Anything that touches host networking — creating or removing a MACVLAN / IPvlan parent interface, opening a raw socket for the sniffer — needs CAP_NET_ADMIN, which in practice means sudo:

  • sudo decnet deploy ... — creates the host interface, writes decnet-state.json, brings up the compose project.
  • sudo decnet teardown / sudo decnet teardown --all — removes host interfaces, clears state. Without sudo the ip-link calls fail and the state file is left behind.
  • sudo decnet teardown --id decky-01 — still needs sudo if the compose project was created by root.
  • sudo decnet sniffer --daemon — raw packet capture on the parent iface.

Read-only commands that only consult decnet-state.json and the dashboard DB do not need root:

  • decnet status
  • decnet services
  • decnet deploy --dry-run (generates the compose file only)
  • decnet api / decnet web once the deployment is up — as long as the state file and DECNET_SYSTEM_LOGS are readable by the invoking user. decnet/config.py drops root ownership of the system log when invoked via sudo precisely so the follow-up non-root commands can append to it.

Troubleshooting

  • No active deployment founddecnet-state.json is missing.
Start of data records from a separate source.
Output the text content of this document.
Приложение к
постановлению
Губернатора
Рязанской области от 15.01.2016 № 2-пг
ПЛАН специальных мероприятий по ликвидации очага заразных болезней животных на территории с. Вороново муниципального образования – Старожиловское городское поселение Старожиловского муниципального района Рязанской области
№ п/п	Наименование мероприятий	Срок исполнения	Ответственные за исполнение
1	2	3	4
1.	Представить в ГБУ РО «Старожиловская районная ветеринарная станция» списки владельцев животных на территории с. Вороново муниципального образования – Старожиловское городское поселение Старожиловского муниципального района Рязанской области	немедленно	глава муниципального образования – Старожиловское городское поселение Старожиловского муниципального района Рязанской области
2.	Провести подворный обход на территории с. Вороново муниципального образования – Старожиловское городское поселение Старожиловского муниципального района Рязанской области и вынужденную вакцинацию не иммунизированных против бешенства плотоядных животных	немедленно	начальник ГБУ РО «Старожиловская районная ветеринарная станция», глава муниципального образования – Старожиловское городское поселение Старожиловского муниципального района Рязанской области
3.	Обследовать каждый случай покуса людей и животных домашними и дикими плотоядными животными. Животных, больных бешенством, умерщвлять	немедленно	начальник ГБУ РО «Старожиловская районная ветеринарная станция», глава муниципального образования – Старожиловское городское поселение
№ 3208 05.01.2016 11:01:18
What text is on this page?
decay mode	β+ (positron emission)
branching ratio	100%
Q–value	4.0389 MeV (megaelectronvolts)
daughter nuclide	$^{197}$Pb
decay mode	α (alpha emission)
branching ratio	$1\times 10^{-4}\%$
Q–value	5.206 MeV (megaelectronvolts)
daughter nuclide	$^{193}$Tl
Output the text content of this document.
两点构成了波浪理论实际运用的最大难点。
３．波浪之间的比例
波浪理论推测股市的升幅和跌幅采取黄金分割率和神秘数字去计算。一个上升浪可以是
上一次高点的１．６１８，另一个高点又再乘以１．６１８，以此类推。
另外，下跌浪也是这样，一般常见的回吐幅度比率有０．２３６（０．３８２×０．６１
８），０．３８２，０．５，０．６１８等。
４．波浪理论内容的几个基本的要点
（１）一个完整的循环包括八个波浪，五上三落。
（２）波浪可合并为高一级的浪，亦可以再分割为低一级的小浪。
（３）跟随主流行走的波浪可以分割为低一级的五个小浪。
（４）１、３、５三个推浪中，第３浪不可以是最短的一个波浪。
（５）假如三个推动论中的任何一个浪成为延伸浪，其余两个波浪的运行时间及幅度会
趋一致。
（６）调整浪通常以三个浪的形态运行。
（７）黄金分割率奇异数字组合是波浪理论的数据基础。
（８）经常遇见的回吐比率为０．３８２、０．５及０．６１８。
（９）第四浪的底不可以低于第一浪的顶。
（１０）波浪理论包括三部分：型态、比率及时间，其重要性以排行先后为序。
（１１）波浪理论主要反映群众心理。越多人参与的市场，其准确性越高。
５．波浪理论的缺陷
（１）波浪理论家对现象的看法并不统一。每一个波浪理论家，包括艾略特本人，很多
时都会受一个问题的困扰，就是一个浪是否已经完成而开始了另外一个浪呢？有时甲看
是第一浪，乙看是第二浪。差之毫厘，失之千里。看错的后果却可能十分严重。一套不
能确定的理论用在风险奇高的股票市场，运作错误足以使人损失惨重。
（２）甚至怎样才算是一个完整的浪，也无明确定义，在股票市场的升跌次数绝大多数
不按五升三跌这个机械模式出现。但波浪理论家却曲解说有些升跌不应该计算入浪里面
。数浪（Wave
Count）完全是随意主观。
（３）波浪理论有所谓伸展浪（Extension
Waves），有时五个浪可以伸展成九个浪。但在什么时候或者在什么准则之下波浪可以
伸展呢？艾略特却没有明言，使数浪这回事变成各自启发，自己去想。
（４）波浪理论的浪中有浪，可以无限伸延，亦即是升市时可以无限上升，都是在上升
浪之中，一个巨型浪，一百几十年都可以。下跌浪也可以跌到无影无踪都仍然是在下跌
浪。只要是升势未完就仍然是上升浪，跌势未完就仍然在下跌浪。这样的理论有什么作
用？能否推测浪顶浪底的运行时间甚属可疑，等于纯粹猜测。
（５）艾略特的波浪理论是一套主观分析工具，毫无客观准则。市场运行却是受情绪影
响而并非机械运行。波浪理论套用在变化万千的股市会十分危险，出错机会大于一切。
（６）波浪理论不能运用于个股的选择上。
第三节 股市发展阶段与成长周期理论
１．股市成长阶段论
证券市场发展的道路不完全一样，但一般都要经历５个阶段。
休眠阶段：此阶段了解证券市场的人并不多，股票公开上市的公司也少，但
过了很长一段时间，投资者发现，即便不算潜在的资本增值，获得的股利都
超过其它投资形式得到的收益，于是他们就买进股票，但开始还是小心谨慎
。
Either the deploy never completed, or a previous teardown already ran.
  • Orphan host interfaces after a crash — re-run sudo decnet teardown --all. If state is gone, remove them manually with ip link del decnet-mv0 (or the ipvlan equivalent) and delete the docker network.
  • PermissionError writing the state file — you ran decnet deploy without sudo on a fresh checkout; the project root is not writable by the current user. Either chmod the directory or run as root.
  • Stale compose_path — moving the project directory after deploy breaks teardown. Tear down first, move, redeploy.